Back then, I noticed a lot of “new and improved” sites popping up. Rounded corners, drop shadows, big fonts, white backgrounds and calming blue gradients were in.
Web 2.0 had entered the public consciousness.
Enter Web 2.0
Or rather, a marketing guy coined the phrase, and suddenly everything else gained a similar “2.0″ suffix. Ironically, in some corners of the web*, there were claims that Web 2.0 eschewed the use of version numbers. Clearly someone still thought the web itself needed a version number…
Flickr revolutionised photo sharing, and countless sites tried to mimic its vowel-dropping antics. Hi, Tumblr. (Yeah, I could only think of one example. You can help me by naming some more.)
Mainly on the plain
Looking at Flickr’s interface even now, it may be plain, but at least the surrounding navigation doesn’t overpower the focal point of every page: the photography. The content shouldn’t be overshadowed by the site itself.

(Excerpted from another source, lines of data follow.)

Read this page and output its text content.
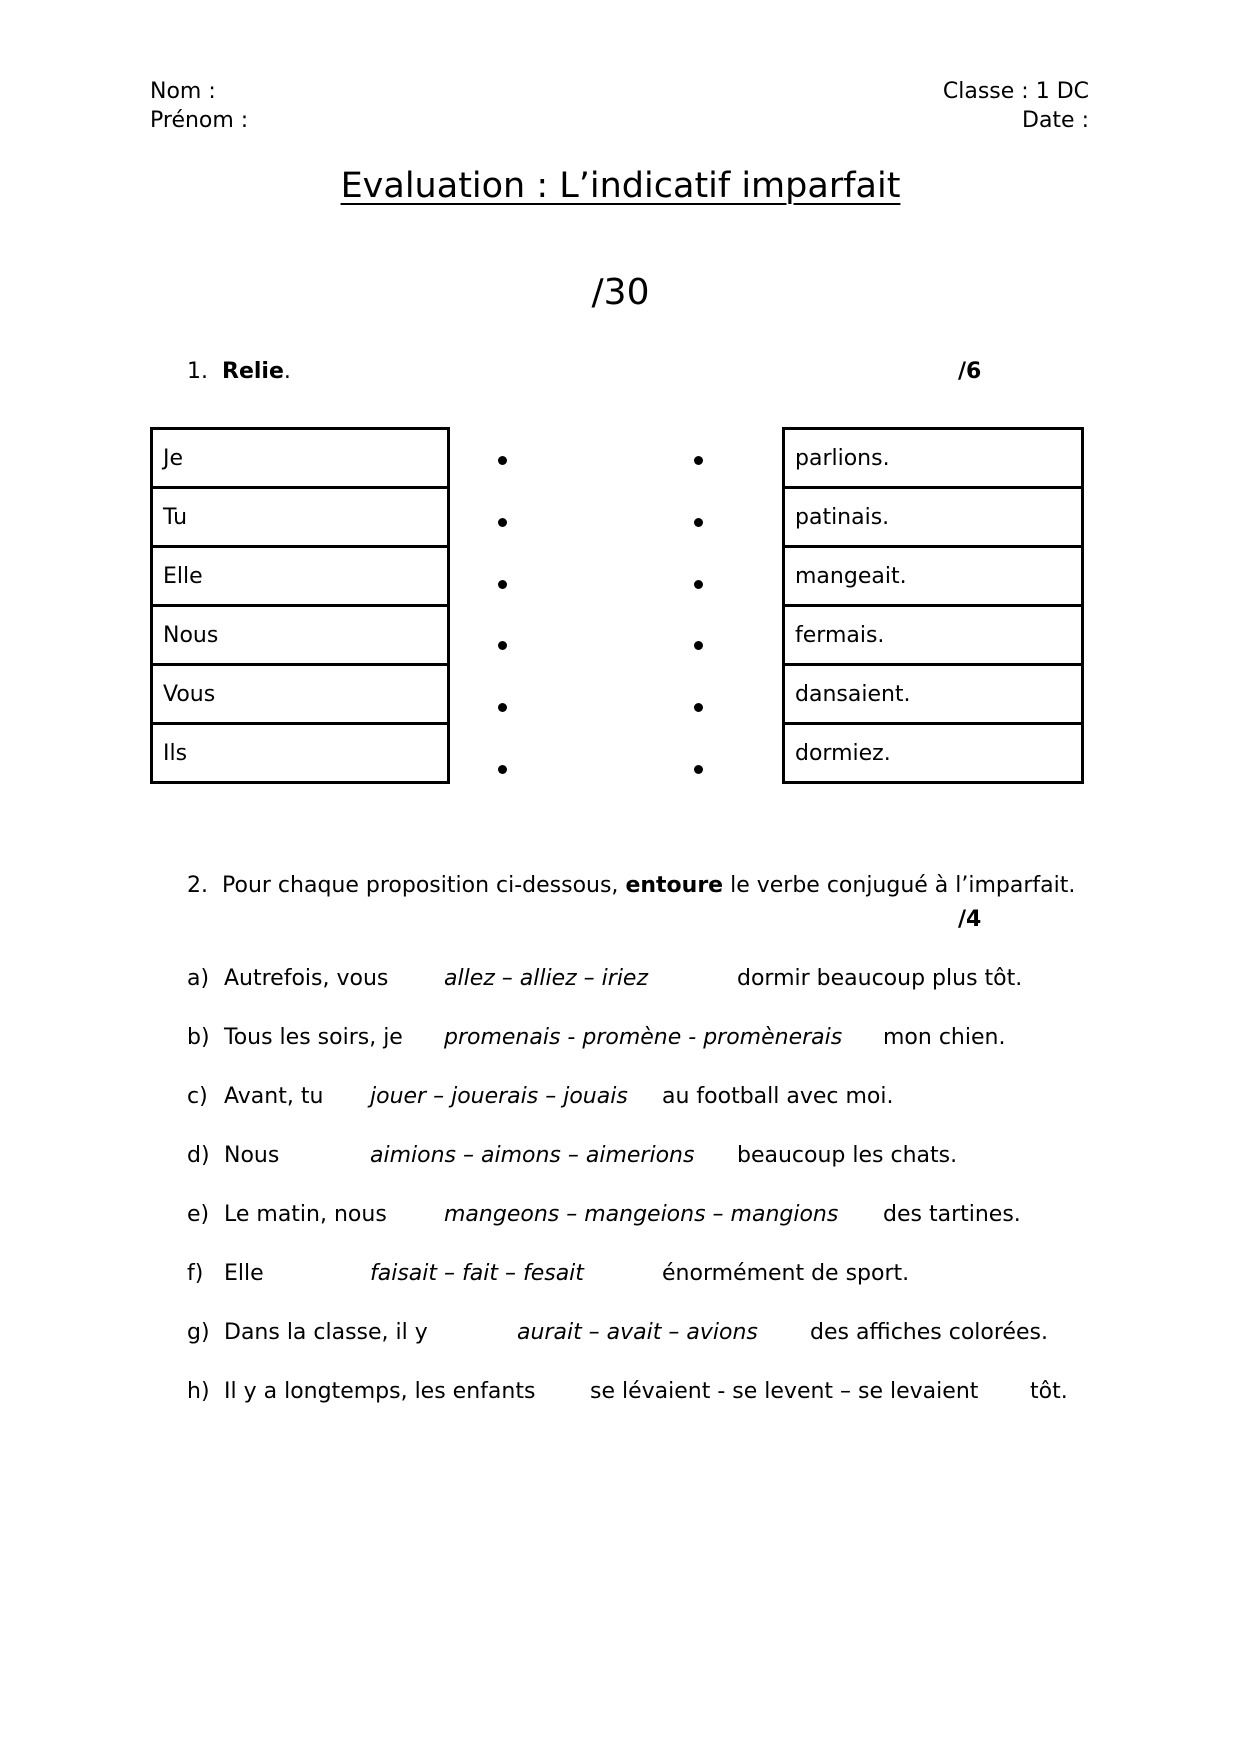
Nom :
Prénom :
Classe : 1 DC
Date :
Evaluation : L’indicatif imparfait
/30
1. Relie.	/6
Je
Tu
Elle
Nous
Vous
Ils
parlions.
patinais.
mangeait.
fermais.
dansaient.
dormiez.
2. Pour chaque proposition ci-dessous, entoure le verbe conjugué à l’imparfait.
/4
a) Autrefois, vous	allez – alliez – iriez	dormir beaucoup plus tôt.
b) Tous les soirs, je promenais - promène - promènerais mon chien.
c) Avant, tu jouer – jouerais – jouais au football avec moi.
d) Nous	aimions – aimons – aimerions beaucoup les chats.
e) Le matin, nous	mangeons – mangeions – mangions des tartines.
f) Elle	faisait – fait – fesait	énormément de sport.
g) Dans la classe, il y	aurait – avait – avions des affiches colorées.
h) Il y a longtemps, les enfants se lévaient - se levent – se levaient tôt.
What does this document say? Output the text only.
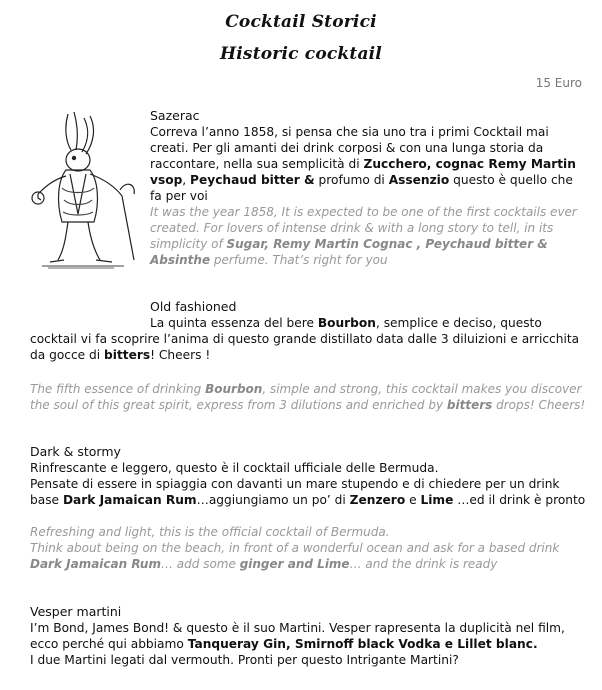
Cocktail Storici
Historic cocktail
15 Euro
Sazerac
Correva l’anno 1858, si pensa che sia uno tra i primi Cocktail mai creati. Per gli amanti dei drink corposi & con una lunga storia da raccontare, nella sua semplicità di Zucchero, cognac Remy Martin vsop, Peychaud bitter & profumo di Assenzio questo è quello che fa per voi
It was the year 1858, It is expected to be one of the first cocktails ever created. For lovers of intense drink & with a long story to tell, in its simplicity of Sugar, Remy Martin Cognac , Peychaud bitter & Absinthe perfume. That’s right for you
Old fashioned
La quinta essenza del bere Bourbon, semplice e deciso, questo cocktail vi fa scoprire l’anima di questo grande distillato data dalle 3 diluizioni e arricchita da gocce di bitters! Cheers !
The fifth essence of drinking Bourbon, simple and strong, this cocktail makes you discover the soul of this great spirit, express from 3 dilutions and enriched by bitters drops! Cheers!
Dark & stormy
Rinfrescante e leggero, questo è il cocktail ufficiale delle Bermuda.
Pensate di essere in spiaggia con davanti un mare stupendo e di chiedere per un drink base Dark Jamaican Rum…aggiungiamo un po’ di Zenzero e Lime …ed il drink è pronto
Refreshing and light, this is the official cocktail of Bermuda.
Think about being on the beach, in front of a wonderful ocean and ask for a based drink
Dark Jamaican Rum… add some ginger and Lime… and the drink is ready
Vesper martini
I’m Bond, James Bond! & questo è il suo Martini. Vesper rapresenta la duplicità nel film, ecco perché qui abbiamo Tanqueray Gin, Smirnoff black Vodka e Lillet blanc.
I due Martini legati dal vermouth. Pronti per questo Intrigante Martini?
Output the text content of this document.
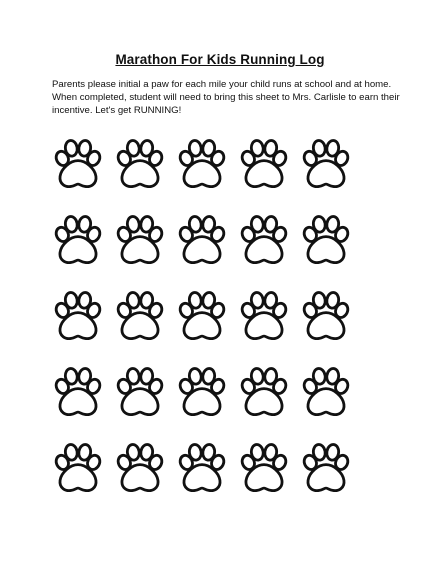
Marathon For Kids Running Log

Parents please initial a paw for each mile your child runs at school and at home. When completed, student will need to bring this sheet to Mrs. Carlisle to earn their incentive. Let's get RUNNING!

Unfortunately, it wasn’t all good. Somewhere along the line, we lost one of the most vital elements of site navigation: page numbers. Now, I think it’s fair to say not every site has abandoned the concept of pagination, but some key sites lack it: WordPress, Facebook, and Twitter.
WordPress allows you to reclaim your missing page number links with a plugin or perhaps a theme adjustment – the two are so closely intertwined, it’s hard to know which one to talk about. Or is it a widget?
Performance or bad design?
Can we really say that performance is a reason for this? Given an archive of 1000 posts on a long running blog, wouldn’t you use less processing power if you counted the total number of pages, and gave Mr New Reader a link right to the last page – than if you relied on him clicking next, next, next? Or previous, previous, previous… as this isn’t always consistent either.
Can’t you just search the blog? Well maybe, but the beauty of a blog is in the way it builds up over time – like a long running TV series. Skilled blog writers link their posts together – not just with a clickable link, but with themes, in-jokes, characters, follow-up posts, reader interaction and a whole host of other stuff I should probably stop telling you to do, and try doing myself.
Loyal readers
If there’s a blog that particularly interests you, I can see why you might want to jump to the very beginning and read it the whole way through. Sure, a casual reader might not be so inclined to do such a thing, but loyal readers are worth their weight in gold. Even if they’re fanboy/fangirl crazy. Bless ‘em.
Who did this?
So, come on. Own up. Who told us to stop using page numbers? Since when did it become fun to endlessly click “next” to read more content than you can see on a single page?
Even if it displays said content without reloading the page, it’s still a shit user experience.
* I’m sure those corners were rounded, too.



There’s another site that I use occasionally that is in dire need of a logical way to click on page numbers is Gather. I absolutely hate having to click through each number without being able to click to the end. This is a site that’s been in operation for years and yet they haven’t made it any more user friendly. Other sites like FindAGrave at least you can click in groups of 20 or so. Sorry, I kind of got off topic in a way.